The manuscript by Stamer et al. (1729) reports that eNOS knock-in transgenic mice have lower spontaneous IOP and higher pressure- dependent drainage of aqueous humor, presumably representing conventional (trabecular meshwork) outflow facility, than their wild-type counterparts. Further, the NOS inhibitor L-NAME normalized pressure-dependent drainage in the knock-in animals, while at IOP > 35 mmHg the pressure- flow relationship (i.e., the conventional outflow facility) in the wild-type mice increased and was indistinguishable from that continuously present in the eNOS knock-in mice at lower IOP. These beautifully conceived and impeccably executed experiments by a very strong multi-institutional/multi-national team establish several important concepts:

• Nitric oxide (NO) serves as a mediator for increasing trabecular meshwork (conventional, pressure-dependent) outflow facility;
• The NO-facility relationship can be manipulated both genetically and pharmacologically;
• Mechanical distension of the trabecular meshwork triggers an NO-mediated increase in facility, suggesting trabecular meshwork mechano-sensitivity as a homeostatic mechanism mediated at least in part by NO to maintain a normal outflow facility and IOP.

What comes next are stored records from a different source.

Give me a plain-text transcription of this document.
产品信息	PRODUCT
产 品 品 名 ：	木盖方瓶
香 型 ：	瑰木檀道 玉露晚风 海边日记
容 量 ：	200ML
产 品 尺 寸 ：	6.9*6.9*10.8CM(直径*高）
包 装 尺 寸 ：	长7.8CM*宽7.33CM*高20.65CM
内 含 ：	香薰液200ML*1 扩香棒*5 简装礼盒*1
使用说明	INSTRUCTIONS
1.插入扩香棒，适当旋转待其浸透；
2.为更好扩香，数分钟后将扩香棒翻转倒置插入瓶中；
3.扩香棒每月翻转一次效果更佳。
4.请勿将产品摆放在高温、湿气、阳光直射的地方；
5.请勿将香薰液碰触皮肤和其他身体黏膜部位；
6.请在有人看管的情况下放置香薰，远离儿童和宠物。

This constellation of data and interpretation is consistent with studies showing that interference with trabecular meshwork cellular contractility, and cell-cell or cell-extracellular matrix adhesion, whether by inhibiting the rho kinase or myosin light-chain kinase cascades or by disrupting action microfilaments (whether by direct disruption or inhibition of their assembly), will increase outflow facility.¹ This process also may reflect a mechanical homeostatic regulation of outflow facility in response to mechanical deformation of the trabecular meshwork caused by stress-strain, shear-stress and other pressure-related phenomena, or in response to biochemical, hormonal or metabolic alterations in the surrounding milieu.

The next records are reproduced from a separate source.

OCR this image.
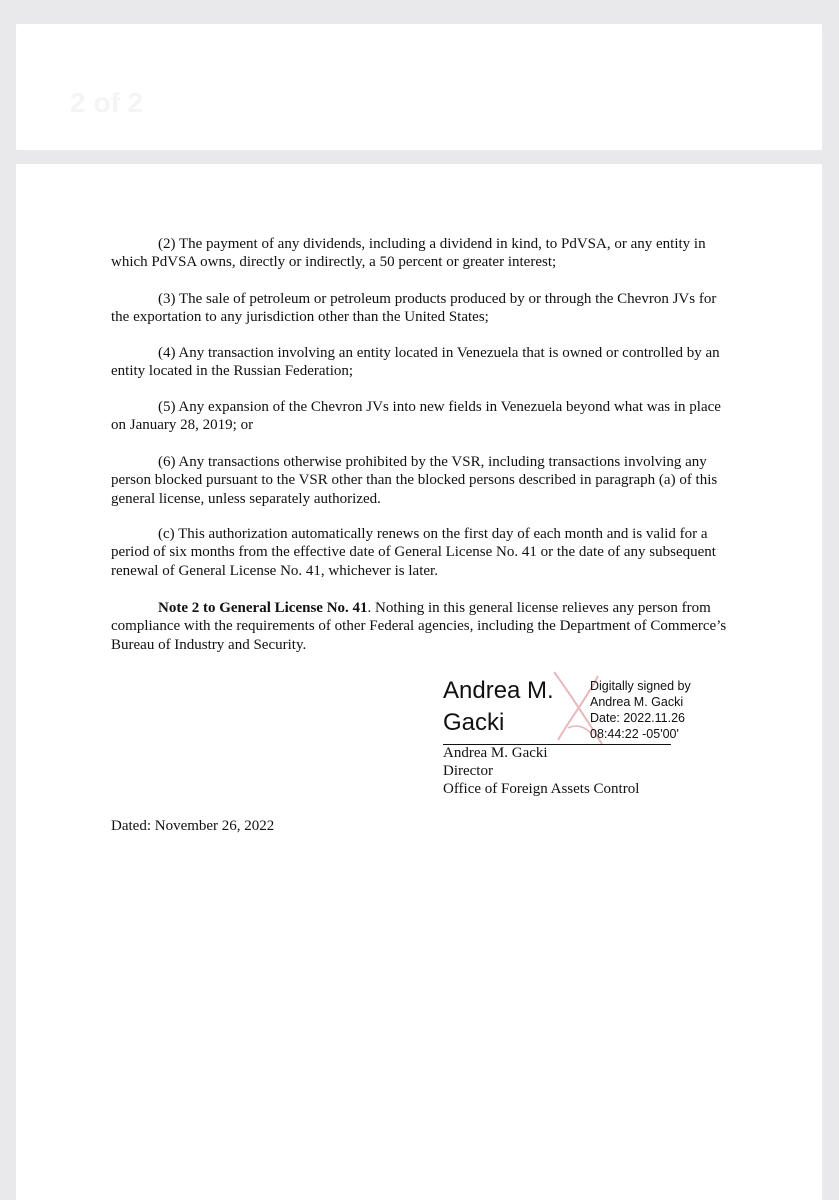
2 of 2

(2) The payment of any dividends, including a dividend in kind, to PdVSA, or any entity in which PdVSA owns, directly or indirectly, a 50 percent or greater interest;

(3) The sale of petroleum or petroleum products produced by or through the Chevron JVs for the exportation to any jurisdiction other than the United States;

(4) Any transaction involving an entity located in Venezuela that is owned or controlled by an entity located in the Russian Federation;

(5) Any expansion of the Chevron JVs into new fields in Venezuela beyond what was in place on January 28, 2019; or

(6) Any transactions otherwise prohibited by the VSR, including transactions involving any person blocked pursuant to the VSR other than the blocked persons described in paragraph (a) of this general license, unless separately authorized.

(c) This authorization automatically renews on the first day of each month and is valid for a period of six months from the effective date of General License No. 41 or the date of any subsequent renewal of General License No. 41, whichever is later.

Note 2 to General License No. 41. Nothing in this general license relieves any person from compliance with the requirements of other Federal agencies, including the Department of Commerce’s Bureau of Industry and Security.

Andrea M.
Gacki
Digitally signed by
Andrea M. Gacki
Date: 2022.11.26
08:44:22 -05'00'
Andrea M. Gacki
Director
Office of Foreign Assets Control
Dated: November 26, 2022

Thus the trabecular meshwork appears to be a self-coordinated functioning organ, aligned in some unknown way in a homeostatic drive toward a 'normal' IOP. The cytoskeleton/contractility mechanisms may be the efferent 'execution' arm of the reflexive/regulatory mechanism; their arrangement governs the final facility. The eNOS/NO system is a signal/transduction arm that mediates response to the stressors.

The existence of the TM as a responsive self-aware, self-regulating tissue/organ is supported. Concrete evidence of a NO based signal transduction mechanism as a crucial part of that system is provided

The actual 'sensors' to stress/strain/distension etc. within the trabecular meshwork are largely unknown, although some mechanosensory elements have been described in the anterior and posterior tendons of the ciliary muscle in primates, and in the muscle apex (the latter perhaps more related to the fine control of accommodation than to regulation of outflow facility).^2-4

The Stamer article supports the existence of the TM as a responsive self-aware, self-regulating tissue/organ, and provides concrete evidence of a NO-based signal transduction mechanism as a crucial part of that system. Caveats about extrapolation from mice to primate/ human systems, and to a role in pathophysiology or treatment of POAG notwithstanding, this is a beautifully conceived, executed, interpreted and important piece of work.